The issue isn't electability -- or shouldn't be -- but which candidate best represents the Democratic Party, which will make the best argument in favor of its ideas and philosophy. When you allow ideas to take a backseat to political calculus you shut off any opportunity for the party to grow.

Democrats never learned that lesson -- one of the chief lessons that the Clinton years should have taught them. Remember, Bill Clinton turned out to be the msot electable Democrat in 12 years (proof is that he won twice). But he also left a legacy of damage in his wake. The Democratic Party was in a far weaker position after he left office than when he was inaugurated, mostly because he was willing to bend and mold his policies to fit his political agenda, rather than the other way around.

I don't know that Obama has demonstrated that he has a core set of political values -- his awful book leaves me a bit skeptical -- but he has built his campaign around a foward-looking rhetoric and he has brought a number of new people to the process.

Clinton has opted to look backward.

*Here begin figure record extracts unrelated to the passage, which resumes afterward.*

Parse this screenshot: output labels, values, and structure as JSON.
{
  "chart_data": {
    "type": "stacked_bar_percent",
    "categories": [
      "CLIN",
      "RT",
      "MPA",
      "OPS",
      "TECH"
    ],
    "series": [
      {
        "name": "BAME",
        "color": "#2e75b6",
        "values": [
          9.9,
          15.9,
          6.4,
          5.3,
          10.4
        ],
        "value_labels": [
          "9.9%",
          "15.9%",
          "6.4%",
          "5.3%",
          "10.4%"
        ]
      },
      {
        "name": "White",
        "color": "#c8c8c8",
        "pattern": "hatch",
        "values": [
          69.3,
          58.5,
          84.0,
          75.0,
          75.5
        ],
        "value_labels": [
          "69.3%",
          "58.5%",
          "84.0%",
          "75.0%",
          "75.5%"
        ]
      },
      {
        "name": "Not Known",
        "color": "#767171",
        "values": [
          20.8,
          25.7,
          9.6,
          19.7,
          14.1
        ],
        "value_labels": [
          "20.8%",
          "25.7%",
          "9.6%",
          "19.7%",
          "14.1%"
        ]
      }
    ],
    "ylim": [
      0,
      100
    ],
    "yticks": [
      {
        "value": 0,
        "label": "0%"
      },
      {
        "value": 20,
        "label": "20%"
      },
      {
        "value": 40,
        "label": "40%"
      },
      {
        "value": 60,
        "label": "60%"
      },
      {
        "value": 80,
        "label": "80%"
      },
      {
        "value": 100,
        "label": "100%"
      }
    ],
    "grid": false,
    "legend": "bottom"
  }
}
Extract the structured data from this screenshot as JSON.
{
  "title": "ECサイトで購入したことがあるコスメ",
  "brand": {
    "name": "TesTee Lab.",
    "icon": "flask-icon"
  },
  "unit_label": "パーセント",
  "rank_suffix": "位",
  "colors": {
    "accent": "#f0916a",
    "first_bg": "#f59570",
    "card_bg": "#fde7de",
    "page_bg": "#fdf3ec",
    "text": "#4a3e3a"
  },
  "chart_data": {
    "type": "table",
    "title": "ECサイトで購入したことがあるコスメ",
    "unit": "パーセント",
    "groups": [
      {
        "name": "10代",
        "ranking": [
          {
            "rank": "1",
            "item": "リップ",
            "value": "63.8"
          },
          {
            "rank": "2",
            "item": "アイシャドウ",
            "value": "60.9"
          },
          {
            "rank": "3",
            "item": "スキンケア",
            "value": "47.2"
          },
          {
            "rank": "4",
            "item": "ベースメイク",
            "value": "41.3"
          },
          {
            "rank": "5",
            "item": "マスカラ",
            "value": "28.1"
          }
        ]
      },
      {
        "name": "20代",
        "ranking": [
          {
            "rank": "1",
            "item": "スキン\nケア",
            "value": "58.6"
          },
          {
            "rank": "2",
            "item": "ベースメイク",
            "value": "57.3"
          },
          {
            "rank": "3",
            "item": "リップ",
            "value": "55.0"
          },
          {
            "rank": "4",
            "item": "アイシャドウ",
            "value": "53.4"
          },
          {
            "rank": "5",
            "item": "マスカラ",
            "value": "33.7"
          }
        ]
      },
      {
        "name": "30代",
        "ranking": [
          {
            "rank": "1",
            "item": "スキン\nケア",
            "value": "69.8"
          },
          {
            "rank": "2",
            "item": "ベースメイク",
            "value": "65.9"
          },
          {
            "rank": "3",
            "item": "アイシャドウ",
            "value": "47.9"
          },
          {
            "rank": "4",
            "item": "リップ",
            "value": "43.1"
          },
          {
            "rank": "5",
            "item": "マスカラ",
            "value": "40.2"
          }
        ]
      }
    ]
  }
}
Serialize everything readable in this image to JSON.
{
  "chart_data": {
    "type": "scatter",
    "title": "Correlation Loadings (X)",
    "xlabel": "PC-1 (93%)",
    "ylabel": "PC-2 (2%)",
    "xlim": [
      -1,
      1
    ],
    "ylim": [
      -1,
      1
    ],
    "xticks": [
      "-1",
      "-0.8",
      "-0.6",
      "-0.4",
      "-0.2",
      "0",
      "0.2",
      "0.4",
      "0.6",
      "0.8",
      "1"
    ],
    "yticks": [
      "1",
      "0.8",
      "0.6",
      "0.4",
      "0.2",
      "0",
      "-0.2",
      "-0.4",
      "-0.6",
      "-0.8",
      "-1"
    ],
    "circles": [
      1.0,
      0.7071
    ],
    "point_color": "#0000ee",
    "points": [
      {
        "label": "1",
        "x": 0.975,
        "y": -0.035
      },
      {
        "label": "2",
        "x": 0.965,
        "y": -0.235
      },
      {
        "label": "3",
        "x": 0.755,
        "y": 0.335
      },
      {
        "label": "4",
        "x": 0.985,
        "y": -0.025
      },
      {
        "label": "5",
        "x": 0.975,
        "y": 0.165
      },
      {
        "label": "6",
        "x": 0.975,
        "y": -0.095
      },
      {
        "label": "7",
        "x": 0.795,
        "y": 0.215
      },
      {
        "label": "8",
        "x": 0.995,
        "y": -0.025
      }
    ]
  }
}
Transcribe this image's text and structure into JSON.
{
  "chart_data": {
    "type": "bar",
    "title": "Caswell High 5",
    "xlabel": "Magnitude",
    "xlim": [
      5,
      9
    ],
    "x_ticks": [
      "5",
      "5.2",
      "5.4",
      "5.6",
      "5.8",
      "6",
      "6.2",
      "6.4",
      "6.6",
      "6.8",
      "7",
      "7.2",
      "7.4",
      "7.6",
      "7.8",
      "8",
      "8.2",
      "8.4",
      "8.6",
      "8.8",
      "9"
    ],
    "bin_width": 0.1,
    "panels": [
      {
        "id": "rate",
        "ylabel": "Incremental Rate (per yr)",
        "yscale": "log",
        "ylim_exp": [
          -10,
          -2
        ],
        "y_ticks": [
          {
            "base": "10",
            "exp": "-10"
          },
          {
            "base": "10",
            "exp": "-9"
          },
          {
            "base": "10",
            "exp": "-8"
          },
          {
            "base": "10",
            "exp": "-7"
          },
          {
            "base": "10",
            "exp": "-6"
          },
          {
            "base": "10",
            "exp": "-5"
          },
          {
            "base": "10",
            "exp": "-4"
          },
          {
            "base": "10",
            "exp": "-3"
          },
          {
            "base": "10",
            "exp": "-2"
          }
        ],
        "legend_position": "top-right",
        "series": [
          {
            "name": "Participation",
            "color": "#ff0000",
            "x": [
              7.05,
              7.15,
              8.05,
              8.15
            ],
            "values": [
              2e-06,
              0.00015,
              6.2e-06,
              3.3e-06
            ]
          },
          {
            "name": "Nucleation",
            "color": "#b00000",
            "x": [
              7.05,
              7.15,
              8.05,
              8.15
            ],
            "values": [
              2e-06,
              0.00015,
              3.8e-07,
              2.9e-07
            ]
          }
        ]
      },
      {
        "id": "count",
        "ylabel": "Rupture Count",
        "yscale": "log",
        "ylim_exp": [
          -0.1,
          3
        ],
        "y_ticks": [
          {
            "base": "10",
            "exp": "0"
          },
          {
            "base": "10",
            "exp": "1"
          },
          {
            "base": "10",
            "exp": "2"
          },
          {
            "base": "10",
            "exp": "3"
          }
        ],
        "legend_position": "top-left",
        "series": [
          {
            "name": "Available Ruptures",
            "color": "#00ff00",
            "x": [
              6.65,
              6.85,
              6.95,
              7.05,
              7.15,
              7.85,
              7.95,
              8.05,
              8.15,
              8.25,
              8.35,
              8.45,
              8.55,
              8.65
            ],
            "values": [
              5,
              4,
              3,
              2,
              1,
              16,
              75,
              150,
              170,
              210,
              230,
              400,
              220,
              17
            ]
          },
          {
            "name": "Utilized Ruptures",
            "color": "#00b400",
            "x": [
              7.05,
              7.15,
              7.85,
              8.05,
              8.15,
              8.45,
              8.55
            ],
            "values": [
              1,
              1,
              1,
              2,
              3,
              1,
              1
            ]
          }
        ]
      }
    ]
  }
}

That maybe the most expedient thing to do, but it is suicidal for Democrats in the long run.

And, another thing: Electability is just a polite way to say whites won't vote for him. If the Democrats buy into that argument then the Democrats are no different than the Republicans.


[ Parent ]
Congressman Rothman is a man of steady integrity, good judgment (0.00 / 0)
and vision. He stood up for Barack Obama when a "Clinton 3 presidency" was inevitable, and Hillary was way a head in the NJ polls, super delegates, and long before Obama broke all fund raising records. Congressman Rothman did not choose the path of least resistence or follow the machine like so many NJ pols do. Instead he led the way and the most recent polls reveal Obama is beating back McCain and Clinton in NJ today.
Congressman Rothman serves his district well and stands on and for a set of core beliefs and principles.